Ensure farmed insects are safe
It is also important to ensure feed and food safety. Many of the abundant organic residual streams that could be consumed by insects potentially pose feed and food safety risks. Such risks should first be identified by research, and in case of risks we must invest in developing strategies that reduce or eliminate them (e.g., waste segregation, pre-treatment of residual organic streams, and larval processing).
In regions such as the European Union (EU), strict regulatory frameworks for food and feed safety exist, and therefore farmed insects can often only be fed with the same feedstocks currently allowed for conventional livestock, leading to feed competition between insects and conventional livestock. As soon as more experimental evidence on safety is available, regulatory frameworks must be revised and adapted accordingly, as is already happening in countries outside of the EU .

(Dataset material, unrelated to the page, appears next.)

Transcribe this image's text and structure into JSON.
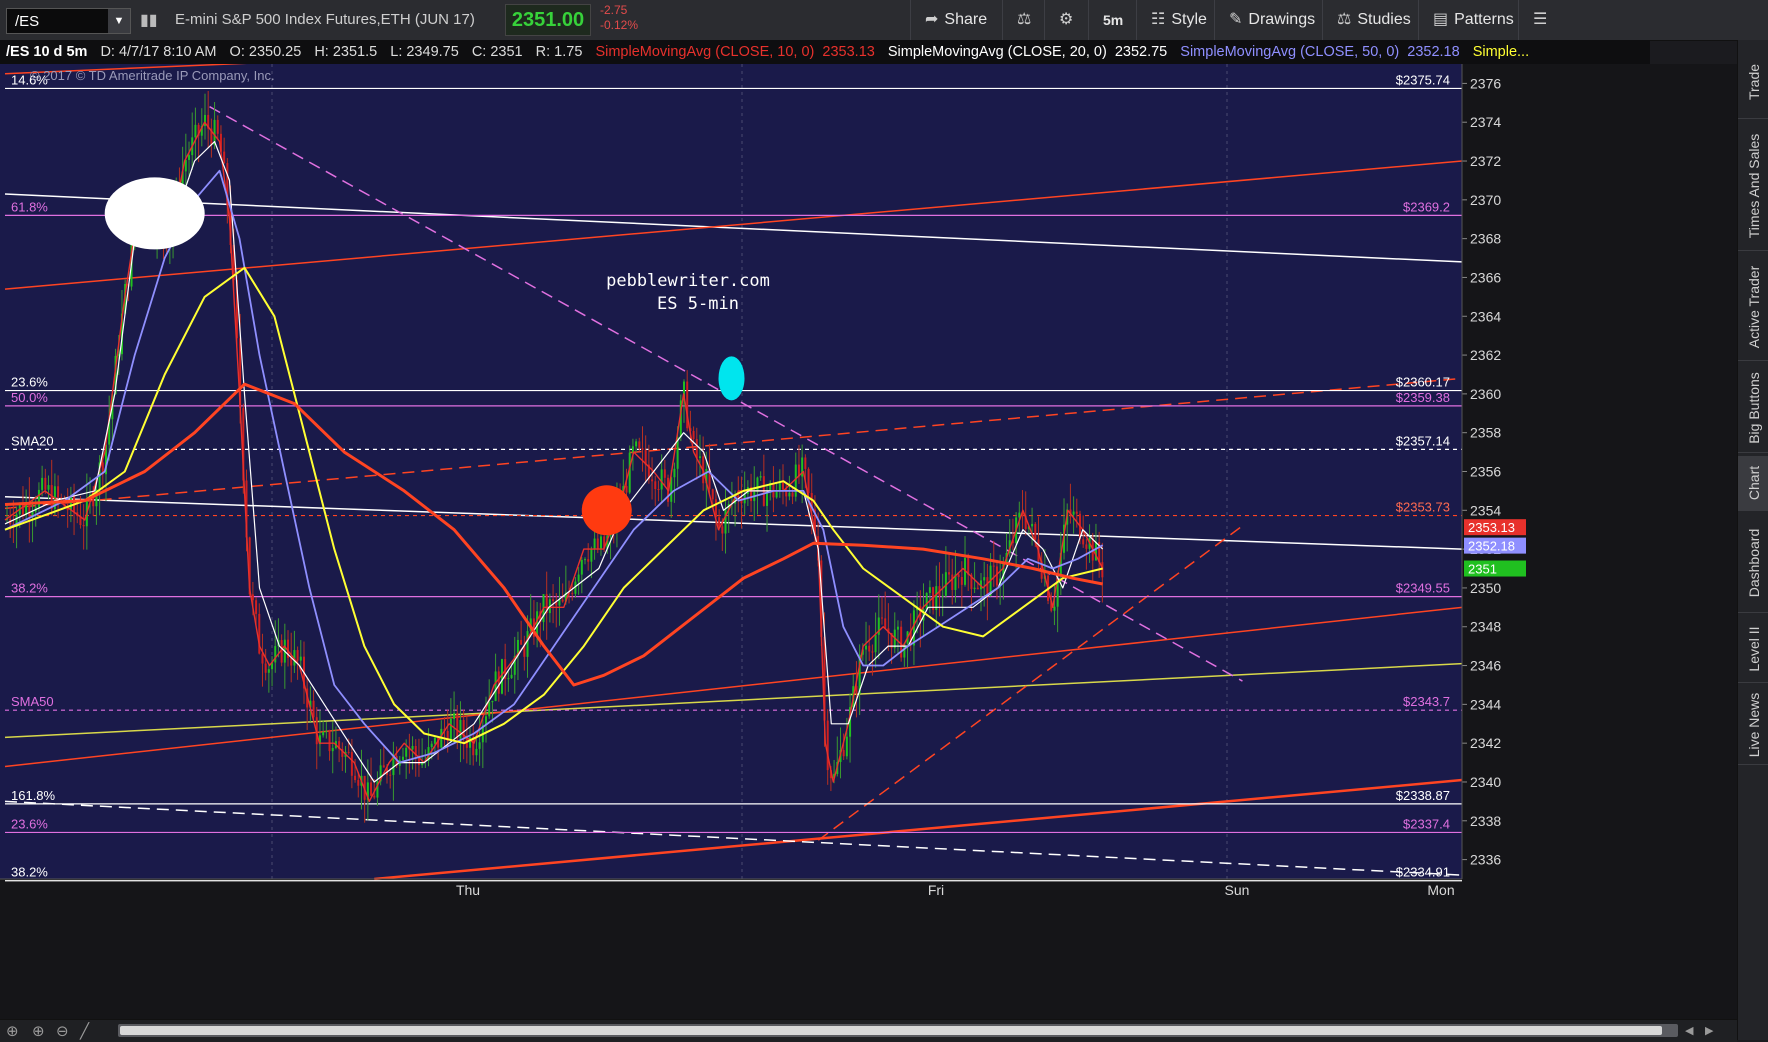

The researchers aim for positive environmental consequences and to improve livestock productivity and/or welfare by feeding them insects, though there will be trade-offs between these goals. Researcher Allyson Ipema has demonstrated that Broilers fed live fly larvae generally show more natural behaviour and develop healthier legs. Ipema: ‘But if insects must be reared and fed alive to benefit conventional livestock welfare, there is a clear trade-off between insect and livestock welfare that must be considered’. Accounting for insect welfare is just an example of an anticipated trade-off the researchers have identified
All authors propose that these principles should be discussed now, as the insect rearing sector is just emerging. Parodi Parodi: ‘Farmed insects have the potential to contribute to the transition towards sustainable food systems, but for that to happen, we need to use them properly.’